Neben den Antirutsch-Badematten gibt es auch so genannte Sensormatten. Sie können zum sind Beispiel zur Sturzerkennung in der Dusche, vor der Badewanne oder Toilette, aber auch in anderen Räumen auf dem Fußboden ausgelegt werden. Sie erfüllen meist gleichzeitig mehrere Funktionen:

  • Die Matte verhindert ein Rutschen auf glatten und nassen Böden.
  • Sie kann direkt oder indirekt erkennen, ob jemand gestürzt ist, indem eine bestimmte Uhrzeit vorher festgelegt wird.
  • Aktiviert der Nutzer das System nicht innerhalb des vorgegebenen Zeitraums, indem er darüber läuft, löst die Matte einen Alarm aus.
  • Sie ist mit einem Notrufsystem verbunden. Auf diese Weise kann im Ernstfall ein Angehöriger oder ein Pflegedienst benachrichtigt werden.

Intelligente Technik im Badezimmer

Ein paar kleine technische Veränderungen im Badezimmer können für mehr Komfort und Sicherheit sorgen und sogar Unfälle vermeiden:

  • Fernbedienungen: Jalousien öffnen/schließen, Radio hören etc.
  • Bewegungsmelder: Schalten das Licht ein, wenn jemand den Raum betritt.
  • Zeitschaltuhren: Bringen die Heizung zur gewünschten Zeit auf Temperatur.

Halte- und Stützgriffe

Haltegriffe im Badezimmer © weerapat1003, stock.adobe.com
Haltegriffe im Badezimmer © weerapat1003, stock.adobe.com

Wandstützgriffe am Waschbecken und Haltegriffe entlang der Badewanne sowie in der Dusche gehören genau wie Antirutschmatten zur Grundausstattung im Bad. Sie geben, zum Beispiel neben der Toilette angebracht, Sicherheit beim Hinsetzen und beim Aufstehen.

Es versteht sich von selbst, dass sie möglichst solide mit Dübeln und Schrauben an der Wand montiert werden müssen.
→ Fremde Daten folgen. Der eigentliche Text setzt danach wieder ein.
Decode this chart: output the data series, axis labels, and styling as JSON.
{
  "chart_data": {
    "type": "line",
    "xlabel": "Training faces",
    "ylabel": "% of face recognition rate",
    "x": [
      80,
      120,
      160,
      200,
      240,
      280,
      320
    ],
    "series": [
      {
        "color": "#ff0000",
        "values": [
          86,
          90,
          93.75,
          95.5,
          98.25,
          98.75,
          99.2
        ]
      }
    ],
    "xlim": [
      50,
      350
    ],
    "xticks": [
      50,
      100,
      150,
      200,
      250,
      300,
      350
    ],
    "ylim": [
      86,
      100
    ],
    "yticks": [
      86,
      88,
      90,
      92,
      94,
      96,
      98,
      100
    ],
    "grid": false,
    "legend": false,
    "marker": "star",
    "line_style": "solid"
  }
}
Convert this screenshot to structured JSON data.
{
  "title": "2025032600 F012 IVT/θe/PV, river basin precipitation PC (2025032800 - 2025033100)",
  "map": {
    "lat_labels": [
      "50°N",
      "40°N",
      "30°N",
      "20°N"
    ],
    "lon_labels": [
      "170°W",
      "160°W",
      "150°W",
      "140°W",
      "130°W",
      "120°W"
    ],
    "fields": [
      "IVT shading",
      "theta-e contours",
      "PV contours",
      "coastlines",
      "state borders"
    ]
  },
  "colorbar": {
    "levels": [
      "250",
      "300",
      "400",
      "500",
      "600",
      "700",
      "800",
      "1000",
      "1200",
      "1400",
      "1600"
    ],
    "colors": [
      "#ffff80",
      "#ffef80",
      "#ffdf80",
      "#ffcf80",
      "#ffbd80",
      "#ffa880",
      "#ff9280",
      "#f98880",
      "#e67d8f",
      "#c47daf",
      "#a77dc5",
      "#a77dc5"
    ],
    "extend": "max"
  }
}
Ein Erwachsener sollten sich stabil daran abstützen können, auch dann, wenn er etwas kräftiger gebaut ist.

Kippspiegel

Dank einer Kippvorrichtung, die in aller Regel über dem Waschbecken angebracht wird, können sich auch sitzende Personen problemlos im Spiegel betrachten. Der Kippspiegel sollte in der Höhe verstellbar sein, zum Beispiel mittels einer Schnur.

Duschstuhl für Sicherheit bei der Körperpflege

Zur sinnvollen Grundausstattung des Badezimmers gehört auch ein Duschstuhl. Er ermöglicht Menschen, die zum Beispiel nicht lange stehen können das sichere Sitzen beim Duschen oder bei der Körperhygiene am Waschbecken. Der Duschstuhl ist absolut rutschfest und hat eine wasserabweisende Oberfläche. Er ist dezent und lässt sich ohne großen Aufwand in jedes Bad integrieren.